We observe that as income level negatively decreases, child mortality rate increases.It means that low income has the highest rate of child mortality and high income the lowest rate. Besides, The mortality rate decreases as the age group increases. Indeed, children from 0 to 4 years have the highest mortality rate with acceleration needed in the progress level while children of 15 to 19 years have the lowest mortality rate. The first age group having the highest mortality rate, indicates that neonatal mortality is a significant concern in Sub-Saharan Africa.

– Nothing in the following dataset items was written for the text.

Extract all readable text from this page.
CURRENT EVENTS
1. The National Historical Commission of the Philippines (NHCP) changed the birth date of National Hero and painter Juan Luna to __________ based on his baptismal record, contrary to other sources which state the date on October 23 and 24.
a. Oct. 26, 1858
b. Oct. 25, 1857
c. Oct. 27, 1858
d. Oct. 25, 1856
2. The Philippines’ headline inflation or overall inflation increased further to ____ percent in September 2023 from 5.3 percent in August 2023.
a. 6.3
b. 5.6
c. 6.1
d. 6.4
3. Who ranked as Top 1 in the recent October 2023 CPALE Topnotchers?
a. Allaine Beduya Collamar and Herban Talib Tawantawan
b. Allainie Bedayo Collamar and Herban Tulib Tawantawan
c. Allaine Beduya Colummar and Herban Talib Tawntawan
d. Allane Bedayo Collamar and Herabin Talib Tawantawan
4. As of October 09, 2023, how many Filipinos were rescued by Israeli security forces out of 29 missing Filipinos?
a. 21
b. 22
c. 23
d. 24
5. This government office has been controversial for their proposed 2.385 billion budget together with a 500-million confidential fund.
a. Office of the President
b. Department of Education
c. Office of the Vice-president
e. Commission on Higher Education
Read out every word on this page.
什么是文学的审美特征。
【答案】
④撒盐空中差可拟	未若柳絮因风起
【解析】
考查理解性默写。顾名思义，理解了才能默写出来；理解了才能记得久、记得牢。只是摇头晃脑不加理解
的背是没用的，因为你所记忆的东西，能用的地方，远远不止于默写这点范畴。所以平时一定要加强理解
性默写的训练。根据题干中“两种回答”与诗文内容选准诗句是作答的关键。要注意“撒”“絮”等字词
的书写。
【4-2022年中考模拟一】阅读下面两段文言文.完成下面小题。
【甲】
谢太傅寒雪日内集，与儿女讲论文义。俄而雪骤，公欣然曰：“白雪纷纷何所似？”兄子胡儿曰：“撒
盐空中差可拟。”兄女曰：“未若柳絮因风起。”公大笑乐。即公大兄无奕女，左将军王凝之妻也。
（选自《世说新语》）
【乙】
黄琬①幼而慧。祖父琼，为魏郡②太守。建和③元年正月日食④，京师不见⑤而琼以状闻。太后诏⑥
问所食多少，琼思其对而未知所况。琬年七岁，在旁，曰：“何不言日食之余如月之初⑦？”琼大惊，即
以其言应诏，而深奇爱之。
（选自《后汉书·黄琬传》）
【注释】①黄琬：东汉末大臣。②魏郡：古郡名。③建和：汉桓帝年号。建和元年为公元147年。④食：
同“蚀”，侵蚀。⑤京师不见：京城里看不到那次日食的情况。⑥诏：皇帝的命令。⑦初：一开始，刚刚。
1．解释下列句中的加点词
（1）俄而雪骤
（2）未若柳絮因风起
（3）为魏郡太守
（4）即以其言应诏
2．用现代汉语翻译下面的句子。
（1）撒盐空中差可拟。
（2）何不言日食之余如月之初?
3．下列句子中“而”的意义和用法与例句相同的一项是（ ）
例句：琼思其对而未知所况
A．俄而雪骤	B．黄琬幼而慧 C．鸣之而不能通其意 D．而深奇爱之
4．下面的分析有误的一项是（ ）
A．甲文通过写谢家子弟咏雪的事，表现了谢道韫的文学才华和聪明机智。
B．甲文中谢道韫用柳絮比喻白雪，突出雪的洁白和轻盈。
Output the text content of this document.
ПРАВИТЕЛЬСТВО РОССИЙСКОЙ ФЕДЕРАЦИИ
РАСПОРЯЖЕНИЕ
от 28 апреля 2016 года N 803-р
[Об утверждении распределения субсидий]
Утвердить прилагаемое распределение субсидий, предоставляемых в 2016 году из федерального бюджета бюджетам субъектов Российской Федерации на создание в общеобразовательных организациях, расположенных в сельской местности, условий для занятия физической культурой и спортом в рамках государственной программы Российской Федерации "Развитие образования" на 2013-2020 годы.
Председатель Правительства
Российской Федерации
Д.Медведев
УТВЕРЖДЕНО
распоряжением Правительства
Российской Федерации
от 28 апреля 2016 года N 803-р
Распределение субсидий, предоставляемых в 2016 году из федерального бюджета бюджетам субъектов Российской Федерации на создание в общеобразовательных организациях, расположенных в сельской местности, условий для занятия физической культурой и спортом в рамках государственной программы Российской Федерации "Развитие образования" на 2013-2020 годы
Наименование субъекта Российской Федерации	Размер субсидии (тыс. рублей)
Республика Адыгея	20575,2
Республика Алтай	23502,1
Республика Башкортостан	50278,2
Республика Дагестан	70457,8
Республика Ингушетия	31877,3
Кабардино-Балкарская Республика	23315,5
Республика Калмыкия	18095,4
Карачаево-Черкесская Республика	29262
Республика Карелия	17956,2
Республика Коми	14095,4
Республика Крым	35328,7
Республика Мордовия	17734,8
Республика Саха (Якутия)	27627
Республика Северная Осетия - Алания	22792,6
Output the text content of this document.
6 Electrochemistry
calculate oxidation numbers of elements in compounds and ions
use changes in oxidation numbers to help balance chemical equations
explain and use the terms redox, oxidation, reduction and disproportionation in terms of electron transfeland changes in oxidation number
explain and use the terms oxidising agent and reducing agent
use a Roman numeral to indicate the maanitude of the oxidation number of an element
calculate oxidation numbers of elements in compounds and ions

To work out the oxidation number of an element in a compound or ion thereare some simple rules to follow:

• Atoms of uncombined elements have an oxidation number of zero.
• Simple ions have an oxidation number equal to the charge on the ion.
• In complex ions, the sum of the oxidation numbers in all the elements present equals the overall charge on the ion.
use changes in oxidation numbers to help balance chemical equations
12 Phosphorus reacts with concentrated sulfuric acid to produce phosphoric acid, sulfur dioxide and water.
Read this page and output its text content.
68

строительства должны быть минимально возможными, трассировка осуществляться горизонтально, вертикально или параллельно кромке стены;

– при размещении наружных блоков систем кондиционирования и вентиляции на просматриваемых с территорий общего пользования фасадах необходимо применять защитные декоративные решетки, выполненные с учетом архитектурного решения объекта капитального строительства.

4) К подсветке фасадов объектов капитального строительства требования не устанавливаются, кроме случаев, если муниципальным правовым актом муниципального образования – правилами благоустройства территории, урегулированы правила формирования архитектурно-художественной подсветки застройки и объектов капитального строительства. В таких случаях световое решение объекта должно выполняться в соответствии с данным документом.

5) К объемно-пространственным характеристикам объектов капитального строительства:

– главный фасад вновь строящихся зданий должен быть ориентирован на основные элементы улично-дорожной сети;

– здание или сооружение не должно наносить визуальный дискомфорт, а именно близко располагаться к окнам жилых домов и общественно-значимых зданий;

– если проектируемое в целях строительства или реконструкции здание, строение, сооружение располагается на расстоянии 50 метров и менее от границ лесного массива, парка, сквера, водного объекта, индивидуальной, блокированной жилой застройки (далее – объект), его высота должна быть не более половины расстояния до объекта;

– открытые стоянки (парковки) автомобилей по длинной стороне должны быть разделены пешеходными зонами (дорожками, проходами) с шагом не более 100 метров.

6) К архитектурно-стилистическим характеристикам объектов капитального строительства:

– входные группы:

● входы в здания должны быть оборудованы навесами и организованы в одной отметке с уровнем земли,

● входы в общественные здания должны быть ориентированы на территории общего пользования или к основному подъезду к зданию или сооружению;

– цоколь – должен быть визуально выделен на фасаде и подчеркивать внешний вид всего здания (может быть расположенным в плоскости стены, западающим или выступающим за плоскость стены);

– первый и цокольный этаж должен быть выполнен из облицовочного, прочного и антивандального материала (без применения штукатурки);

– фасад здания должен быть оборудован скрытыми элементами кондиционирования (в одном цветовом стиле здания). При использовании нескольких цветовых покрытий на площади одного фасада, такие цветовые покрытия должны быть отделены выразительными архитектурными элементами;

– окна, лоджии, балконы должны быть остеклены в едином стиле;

Given the high mortality rates in the 0-27 days age group, targeted interventions to improve neonatal health could be beneficial. This could include improving prenatal care, increasing access to skilled birth attendants, and enhancing neonatal care facilities. In a meanwhile, although the mortality rates are lower for older age groups, continued efforts are needed to sustain and further reduce these rates. This could involve improving nutrition, vaccination coverage, and access to healthcare services for children.
I could have mapped these data using leaflet, but I would have needed to merge the dataset with another one. I decided to stop here although much more analysis could have been done with this rich dataset.